Cela dit, une école de samba est quelque chose de bien plus complexe que ce qu’on pourrait supposer.
De nombreux secteurs progressistes de la société font une critique bête et pleine de préjugés des écoles de samba, avec des phrases telles que : "La commercialisation, ça ne marche pas !" Et certes, les grandes écoles de samba se sont commercialisées. Mais à l’intérieur des écoles de samba, se nouent des processus très intéressants et variés que cette critique préconçue ne veut pas voir.
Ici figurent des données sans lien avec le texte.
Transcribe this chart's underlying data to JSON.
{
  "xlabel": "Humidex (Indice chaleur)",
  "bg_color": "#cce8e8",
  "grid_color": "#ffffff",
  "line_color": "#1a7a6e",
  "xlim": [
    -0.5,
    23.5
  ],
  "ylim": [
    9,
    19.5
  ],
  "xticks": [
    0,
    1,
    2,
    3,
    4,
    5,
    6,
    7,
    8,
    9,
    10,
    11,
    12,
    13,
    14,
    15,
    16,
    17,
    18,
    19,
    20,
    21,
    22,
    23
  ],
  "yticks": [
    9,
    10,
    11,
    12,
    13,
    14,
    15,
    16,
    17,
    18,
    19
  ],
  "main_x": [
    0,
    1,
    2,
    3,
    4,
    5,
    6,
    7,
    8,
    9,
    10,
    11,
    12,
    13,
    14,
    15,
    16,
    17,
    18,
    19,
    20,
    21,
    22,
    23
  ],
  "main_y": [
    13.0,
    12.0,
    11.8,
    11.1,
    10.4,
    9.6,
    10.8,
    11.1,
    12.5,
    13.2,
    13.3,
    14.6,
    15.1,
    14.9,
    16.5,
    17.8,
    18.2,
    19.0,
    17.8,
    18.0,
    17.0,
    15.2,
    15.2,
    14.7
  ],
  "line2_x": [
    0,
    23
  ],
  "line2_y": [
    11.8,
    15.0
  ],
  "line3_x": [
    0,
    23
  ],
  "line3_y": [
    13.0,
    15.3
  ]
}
Il existe des communautés actives, des personnes qui se forment avec des valeurs déterminées, la défense d’une ancestralité africaine, l’affirmation de la samba, tout cela offre un spectacle artistique d’un très haut degré de création, et chaque année surgissent des sambas porteuses d’une critique sociale intelligente qui peut servir de matériel d’agitation et de propagande pour n’importe quelle organisation politique. Ce sont ces enseignements qui s’acquièrent dans les écoles de samba.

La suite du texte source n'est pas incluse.